時代と焔の守り手は龍の剣 第六話

「わざわざコーラル城に呼び寄せるには理由がある。可能性としてルークを呼び寄せる事を考えてみると、聞いた所アッシュはルークを狙いカイツールで攻撃を仕掛けたと聞いた。恐らくはルークを殺そうと狙った物だろうが、お前は何か他にアッシュに目ぼしい目的があると思うか?」
「・・・私も大方そうではないかと思います」
比古清十郎の考えを述べられ、ジェイドもその考えに大筋で同意する。
「ただこれは、アッシュとアリエッタの二人のみでコーラル城にて待ち構えていたらの場合です。タルタロスにてアッシュは私達を殺そうとしましたが、それはリグレットにより止められましたからね。精神的に発達していないアリエッタならともかくとしても、他の六神将がルークを殺す事を認めるとは思えません。二人だけなら殺す事が目的でも十分有り得ると思いますが、他の六神将はアッシュの独断は許さないでしょう。そう考えれば彼の近くには誰か一人は制止役の六神将がいて、そうすることは難しいと思われます」
だがジェイドはその可能性は他の六神将次第ではないのではないかと告げる。
「まぁ確かに、単独専行を勝手に決めるような人間を一人にさせることはせんだろう。敵もそこまで馬鹿ではない、まずアッシュはアリエッタ以外の誰かに監視されていると見ていいだろう・・・だがそれなら何がアッシュの目的か、だ」
その意見を聞き比古清十郎も納得しつつも、別の目的を模索するよう手をあごに添える。
「・・・考えられる可能性は一つあります」
「なんだ?」
そんな比古清十郎にジェイドは重く話を切り出す。
「前に貴方がコーラル城に行った時、フォミクリー装置があったと言ったでしょう。恐らくアッシュはそのフォミクリー装置を使い、ルークの同調フォンスロットを開くのではないかと思われます」
「同調フォンスロットを開くだと?なんだそれは?」
「端的に言えば被験者とレプリカが完全同位体であってこそ成り立つ、両者の意識をフォンスロットを開けて繋げる技術の事です」
「何?フォミクリーというのはそんなことまで出来るのか・・・」
同調フォンスロットの事を聞き、比古清十郎は眉を寄せる。
「はい。意識を繋げることが出来れば被験者のレプリカに対しての優位性が発揮され、一方的にレプリカを操る事すら可能と思われます。同位体の存在を研究したことがありませんので推測混じりの見解でしかありませんが、ディストが付いているのであればその可能性は十分に有り得ると思います」
「・・・そのようなことになれば、厄介な事になる可能性以外考えられんな」
「具体的にアッシュがどうするのか、目的がわからないことが一抹の不安を覚えますね。ただコーラル城に行かなければそれも意味がないことです」
「・・・意味がない、確かにそうだ・・・と言いたいが、アッシュの行動がどういった考えの上で起こした事なのか。正直気になる所だな」
「気になる?何がですか?」
ジェイドは推測を言いつつもアッシュの目的のコーラル城に行かないのでいいだろうと言い、比古清十郎は同意しつつも今度はアッシュの思考の事を口にする。

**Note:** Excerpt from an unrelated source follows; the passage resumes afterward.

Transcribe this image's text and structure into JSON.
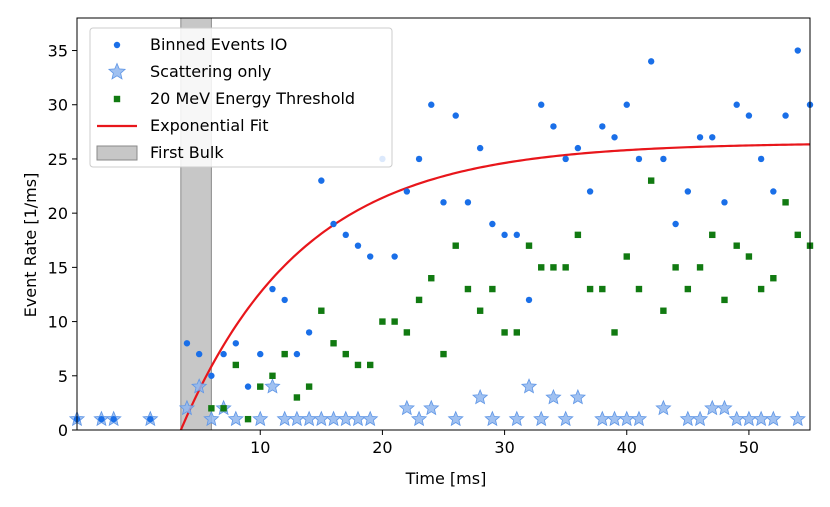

「・・・この軍港をアリエッタに襲撃させた件について、だ。俺は最近までヴァンにさらわれて利用されるだけの存在かと思っていたのだが、この軍港はキムラスカの所有領だ。そこを攻撃させたと言うことはダアト、いやヴァンの元に自分から行ったかヴァンの元にいるうちに忠誠を誓ったのかと思ったが・・・それではルークを執拗に攻撃することには繋がらんと思ったんだ」
「確かに・・・」
比古清十郎の疑問の声を聞き、ジェイドも納得して頷く。